In fact if there is a single consistent object that unifies this exhibition, I would say it was the human body.  Across the breadth of the exhibition, my body was the one thing I was made constantly aware of, as the works required that I scramble up a treacherous hillside, teeter on an uncertain tree stump or lay down in the undercarriage of a tree.  There is a sense that Leo is continuing, counter intuitively, the thread of minimalism, which also emphasised the embodied experience of the artwork.  Minimalism emphasised the relationship of the art object to the viewer by acknowledging the embodied viewer as contributing to the experience of the work.  They did this though by reducing the relations internal to the object to compose a gestalt or in Judd’s term “Specific Objects” and often using large scale to produce a sense of ‘whole’ objects.  Cremonese inverts this relationship by creating works that physically impose a self awareness on the body of the viewer and at the same time reduce the specific object status of the artwork that opens it to the entire relational field of the world around it.

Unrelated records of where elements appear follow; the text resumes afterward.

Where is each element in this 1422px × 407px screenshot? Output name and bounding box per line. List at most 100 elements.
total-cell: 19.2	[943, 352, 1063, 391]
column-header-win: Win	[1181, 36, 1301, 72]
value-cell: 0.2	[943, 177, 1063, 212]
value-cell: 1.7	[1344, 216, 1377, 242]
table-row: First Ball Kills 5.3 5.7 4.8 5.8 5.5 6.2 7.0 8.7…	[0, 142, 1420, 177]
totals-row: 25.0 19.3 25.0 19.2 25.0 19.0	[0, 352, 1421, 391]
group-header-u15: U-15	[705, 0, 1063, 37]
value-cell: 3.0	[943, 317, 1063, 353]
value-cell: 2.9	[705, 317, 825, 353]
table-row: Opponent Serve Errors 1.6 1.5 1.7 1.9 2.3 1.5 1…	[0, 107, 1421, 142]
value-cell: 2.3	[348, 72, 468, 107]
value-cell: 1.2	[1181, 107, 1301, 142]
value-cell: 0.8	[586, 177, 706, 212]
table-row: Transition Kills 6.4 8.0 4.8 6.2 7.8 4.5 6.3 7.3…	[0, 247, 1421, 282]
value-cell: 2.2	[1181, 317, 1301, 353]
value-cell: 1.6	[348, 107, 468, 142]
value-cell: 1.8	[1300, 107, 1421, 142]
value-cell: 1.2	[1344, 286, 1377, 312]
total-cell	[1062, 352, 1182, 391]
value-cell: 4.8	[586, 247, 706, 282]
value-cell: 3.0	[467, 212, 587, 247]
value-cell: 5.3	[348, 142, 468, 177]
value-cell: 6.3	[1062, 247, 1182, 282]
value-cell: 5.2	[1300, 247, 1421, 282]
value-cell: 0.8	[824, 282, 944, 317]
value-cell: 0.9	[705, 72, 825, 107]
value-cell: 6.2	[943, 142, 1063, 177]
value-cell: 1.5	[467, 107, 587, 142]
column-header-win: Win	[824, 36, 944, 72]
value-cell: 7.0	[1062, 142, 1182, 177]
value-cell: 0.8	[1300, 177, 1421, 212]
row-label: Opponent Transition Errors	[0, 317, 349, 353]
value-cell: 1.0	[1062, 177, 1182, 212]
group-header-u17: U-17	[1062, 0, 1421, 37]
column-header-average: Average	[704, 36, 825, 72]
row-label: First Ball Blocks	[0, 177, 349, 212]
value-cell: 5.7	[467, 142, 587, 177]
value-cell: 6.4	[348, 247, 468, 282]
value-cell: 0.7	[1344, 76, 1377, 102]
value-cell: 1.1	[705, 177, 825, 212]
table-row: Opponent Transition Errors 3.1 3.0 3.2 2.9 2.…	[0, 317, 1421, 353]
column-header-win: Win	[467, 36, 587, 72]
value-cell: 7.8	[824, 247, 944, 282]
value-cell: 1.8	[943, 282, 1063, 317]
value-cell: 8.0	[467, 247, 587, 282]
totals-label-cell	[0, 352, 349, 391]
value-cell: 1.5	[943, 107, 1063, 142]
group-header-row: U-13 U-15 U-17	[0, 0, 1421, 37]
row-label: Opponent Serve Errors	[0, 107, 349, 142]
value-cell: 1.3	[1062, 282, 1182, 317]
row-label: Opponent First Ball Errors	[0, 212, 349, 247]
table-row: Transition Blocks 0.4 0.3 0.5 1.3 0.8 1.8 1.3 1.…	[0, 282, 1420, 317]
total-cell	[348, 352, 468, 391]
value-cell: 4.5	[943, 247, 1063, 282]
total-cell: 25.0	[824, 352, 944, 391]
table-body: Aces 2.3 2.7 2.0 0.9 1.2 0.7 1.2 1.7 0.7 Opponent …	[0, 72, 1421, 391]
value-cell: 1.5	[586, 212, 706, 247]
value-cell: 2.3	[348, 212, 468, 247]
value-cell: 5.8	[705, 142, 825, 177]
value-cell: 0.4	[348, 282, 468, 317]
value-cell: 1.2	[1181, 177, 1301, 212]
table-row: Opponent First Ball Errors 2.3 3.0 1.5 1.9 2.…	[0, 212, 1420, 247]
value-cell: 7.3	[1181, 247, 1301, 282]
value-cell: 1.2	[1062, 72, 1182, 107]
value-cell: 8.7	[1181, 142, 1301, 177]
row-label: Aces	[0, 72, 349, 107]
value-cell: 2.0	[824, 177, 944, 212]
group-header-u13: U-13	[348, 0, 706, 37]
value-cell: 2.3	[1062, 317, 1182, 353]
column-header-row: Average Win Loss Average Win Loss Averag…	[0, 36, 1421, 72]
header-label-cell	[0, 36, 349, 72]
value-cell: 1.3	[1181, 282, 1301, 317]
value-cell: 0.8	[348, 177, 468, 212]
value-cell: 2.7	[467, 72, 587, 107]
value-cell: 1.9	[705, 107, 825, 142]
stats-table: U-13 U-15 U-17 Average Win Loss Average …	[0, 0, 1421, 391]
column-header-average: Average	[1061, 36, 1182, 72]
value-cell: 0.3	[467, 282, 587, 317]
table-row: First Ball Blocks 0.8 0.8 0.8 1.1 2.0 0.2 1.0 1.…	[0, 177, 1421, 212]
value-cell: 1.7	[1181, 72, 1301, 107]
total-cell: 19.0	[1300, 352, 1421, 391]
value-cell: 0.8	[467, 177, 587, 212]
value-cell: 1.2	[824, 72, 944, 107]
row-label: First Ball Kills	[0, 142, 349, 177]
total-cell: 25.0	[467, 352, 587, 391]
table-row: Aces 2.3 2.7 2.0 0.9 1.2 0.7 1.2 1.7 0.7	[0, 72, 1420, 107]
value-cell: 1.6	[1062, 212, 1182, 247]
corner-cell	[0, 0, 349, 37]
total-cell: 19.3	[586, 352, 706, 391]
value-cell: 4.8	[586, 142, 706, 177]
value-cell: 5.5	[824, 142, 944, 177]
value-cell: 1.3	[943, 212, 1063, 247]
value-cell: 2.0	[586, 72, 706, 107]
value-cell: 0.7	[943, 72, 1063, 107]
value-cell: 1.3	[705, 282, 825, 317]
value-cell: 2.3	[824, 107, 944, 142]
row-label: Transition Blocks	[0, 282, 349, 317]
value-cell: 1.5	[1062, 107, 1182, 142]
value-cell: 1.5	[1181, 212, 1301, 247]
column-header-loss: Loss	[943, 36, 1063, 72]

In the end, the blurring of the lines between the world, the artwork and the viewer draw one to a singular conclusion, if you can even call it that.  As with the carpets, your attention is drawn constantly away from those things you know to be art works towards objects who’s status is more ambivalent, a pile of stones, an ‘arrangement’ of twigs, even the seemingly ordered way that fallen branches are distributed through the undercarriage of the trees.  The eye wanders to the horizons, until you see mountains and the trees and the stones, you notice the composition of the objects littering the site of Birds Hut and it is at this point that you might understand the artist’s intention.  His objects, instead of drawing you into themselves as inherent sites of meaning, constantly refer you outward, indicating the world around them.  Perhaps you might see this world as I did, with the idea that you are the artist, absorbed in the act of perceiving the world, of observing the molten relation of parts, the intangibility of light and colour, your attention constantly drawn between the swarm of detail and the stabilising vision of the whole.  Is this not what art is meant to do: to produce an awareness of the world that exceeds our awareness of those things which refer to that world?